Our report also looks at Government decision making. The Government have relied on impact assessments from 2011 and 2013. We think those assessments are now outdated and insufficient. They do not reflect the recent increase in work-limiting ill health and deepening inequality in healthy life expectancy, and they do not provide a basis for understanding who would be most affected by the rise to 67. In 2023, the previous Government decided to proceed with the increase to 67, but said they would keep under review the position of people unable to continue to work. No such review had been published by the time of the 2024 general election, and the current Government do not plan to evaluate the increase until after it is completed in 2028. That is too late.
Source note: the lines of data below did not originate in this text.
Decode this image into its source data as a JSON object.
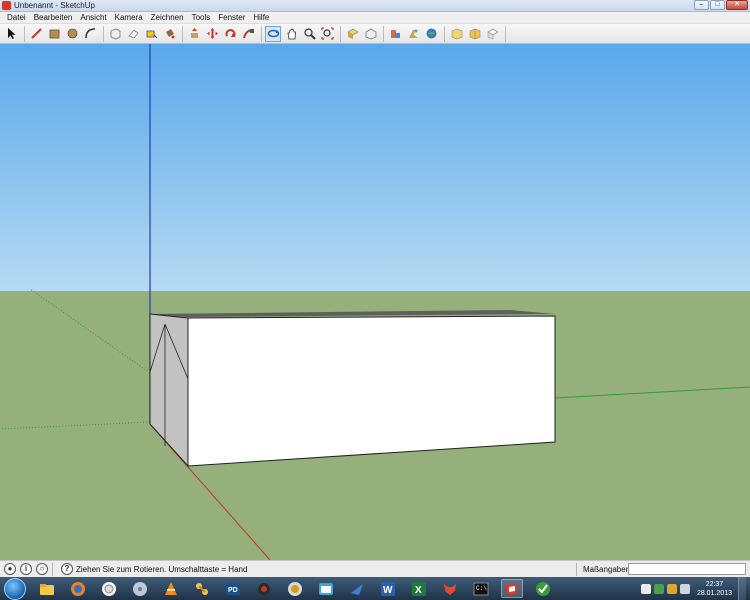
{
  "window": {
    "title": "Unbenannt - SketchUp",
    "controls": {
      "minimize": "–",
      "maximize": "□",
      "close": "✕"
    }
  },
  "menu": {
    "items": [
      {
        "label": "Datei"
      },
      {
        "label": "Bearbeiten"
      },
      {
        "label": "Ansicht"
      },
      {
        "label": "Kamera"
      },
      {
        "label": "Zeichnen"
      },
      {
        "label": "Tools"
      },
      {
        "label": "Fenster"
      },
      {
        "label": "Hilfe"
      }
    ]
  },
  "toolbar": {
    "groups": [
      [
        "select-icon"
      ],
      [
        "line-icon",
        "rectangle-icon",
        "circle-icon",
        "arc-icon"
      ],
      [
        "make-component-icon",
        "eraser-icon",
        "tape-measure-icon",
        "paint-bucket-icon"
      ],
      [
        "push-pull-icon",
        "move-icon",
        "rotate-icon",
        "follow-me-icon"
      ],
      [
        "orbit-icon",
        "pan-icon",
        "zoom-icon",
        "zoom-extents-icon"
      ],
      [
        "3d-warehouse-icon",
        "share-model-icon"
      ],
      [
        "get-photo-texture-icon",
        "google-earth-icon",
        "place-model-icon"
      ],
      [
        "component-browser-icon",
        "share-component-icon",
        "extension-warehouse-icon"
      ]
    ],
    "active_tool": "orbit-icon"
  },
  "scene": {
    "sky_color": "#7fbcee",
    "ground_color": "#95b07b",
    "box_front_color": "#ffffff",
    "box_side_color": "#c0c0c0",
    "axis_red": "#c0392b",
    "axis_green": "#2e9e3a",
    "axis_blue": "#1f3fb0"
  },
  "status": {
    "hint": "Ziehen Sie zum Rotieren.  Umschalttaste = Hand",
    "measure_label": "Maßangaben",
    "measure_value": ""
  },
  "taskbar": {
    "apps": [
      "file-explorer-icon",
      "firefox-icon",
      "browser-icon",
      "media-disc-icon",
      "vlc-icon",
      "network-app-icon",
      "pd-app-icon",
      "red-app-icon",
      "shield-app-icon",
      "window-app-icon",
      "blue-app-icon",
      "word-icon",
      "excel-icon",
      "fox-app-icon",
      "terminal-icon",
      "sketchup-icon",
      "green-app-icon"
    ],
    "active_app": "sketchup-icon",
    "time": "22:37",
    "date": "28.01.2013"
  }
}
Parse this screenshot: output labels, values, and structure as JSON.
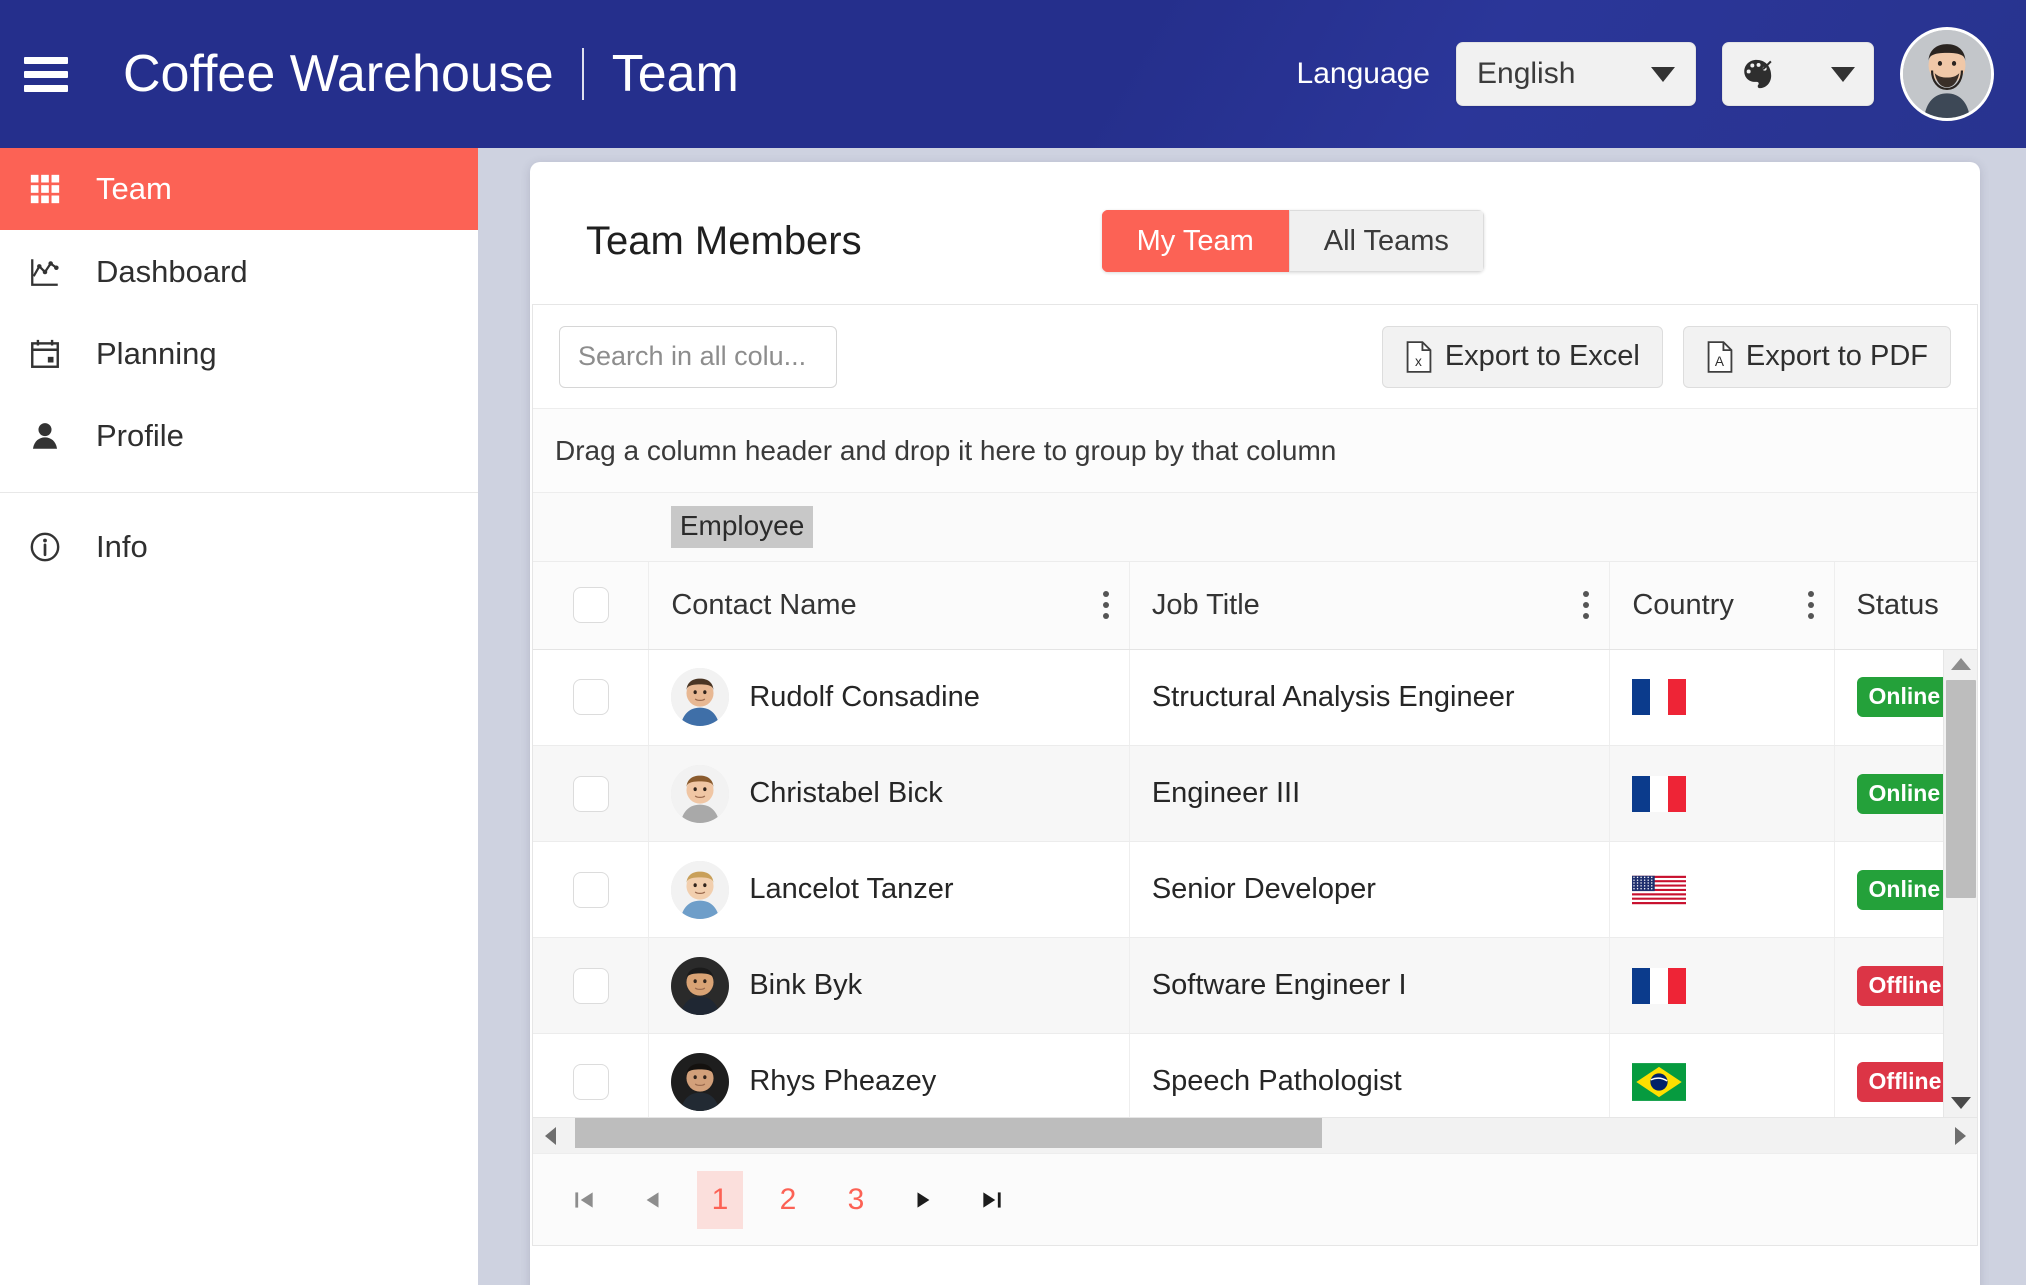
{
  "header": {
    "menu_icon": "hamburger-icon",
    "brand": "Coffee Warehouse",
    "page": "Team",
    "language_label": "Language",
    "language_value": "English",
    "theme_icon": "palette-icon",
    "avatar_icon": "user-avatar"
  },
  "sidebar": {
    "items": [
      {
        "label": "Team",
        "icon": "grid-icon",
        "active": true
      },
      {
        "label": "Dashboard",
        "icon": "chart-icon",
        "active": false
      },
      {
        "label": "Planning",
        "icon": "calendar-icon",
        "active": false
      },
      {
        "label": "Profile",
        "icon": "person-icon",
        "active": false
      },
      {
        "label": "Info",
        "icon": "info-circle-icon",
        "active": false
      }
    ]
  },
  "main": {
    "title": "Team Members",
    "toggle": {
      "left": "My Team",
      "right": "All Teams",
      "selected": "My Team"
    },
    "search_placeholder": "Search in all colu...",
    "export_excel": "Export to Excel",
    "export_pdf": "Export to PDF",
    "group_hint": "Drag a column header and drop it here to group by that column",
    "band_label": "Employee",
    "columns": [
      "Contact Name",
      "Job Title",
      "Country",
      "Status"
    ],
    "rows": [
      {
        "name": "Rudolf Consadine",
        "job": "Structural Analysis Engineer",
        "country": "France",
        "flag": "fr",
        "status": "Online"
      },
      {
        "name": "Christabel Bick",
        "job": "Engineer III",
        "country": "France",
        "flag": "fr",
        "status": "Online"
      },
      {
        "name": "Lancelot Tanzer",
        "job": "Senior Developer",
        "country": "United States",
        "flag": "us",
        "status": "Online"
      },
      {
        "name": "Bink Byk",
        "job": "Software Engineer I",
        "country": "France",
        "flag": "fr",
        "status": "Offline"
      },
      {
        "name": "Rhys Pheazey",
        "job": "Speech Pathologist",
        "country": "Brazil",
        "flag": "br",
        "status": "Offline"
      }
    ],
    "pager": {
      "pages": [
        "1",
        "2",
        "3"
      ],
      "current": "1"
    }
  },
  "colors": {
    "accent": "#fc6255",
    "header_blue": "#252f8c",
    "online": "#24a13a",
    "offline": "#dc3546",
    "page_bg": "#ced2e0"
  }
}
They will have missed an opportunity to identify risks and put mitigations in place before any further increases take effect. [Interruption.] I have just about half a minute left, if that is convenient, Madam Deputy Speaker.
The Committee recommends a more holistic approach to future assessments. The Department should consider the cumulative impact of policies on individuals. It should use evidence that reflects employment history, occupational class, health status, caring history, income and protected characteristics. It should consult the chief medical officer on health impacts. It should estimate likely poverty increases in time to act before they happen.
I also mention the importance of communication. Not everybody is aware of the increase to 67, and we know from previous pension policy the impact that can have on people. Finally, I express my concern about the irresponsible rumours of a potential acceleration of the further increase in the state pension age. That fear-mongering is unhelpful, to say the least, and is untrue. I commend my report to the House.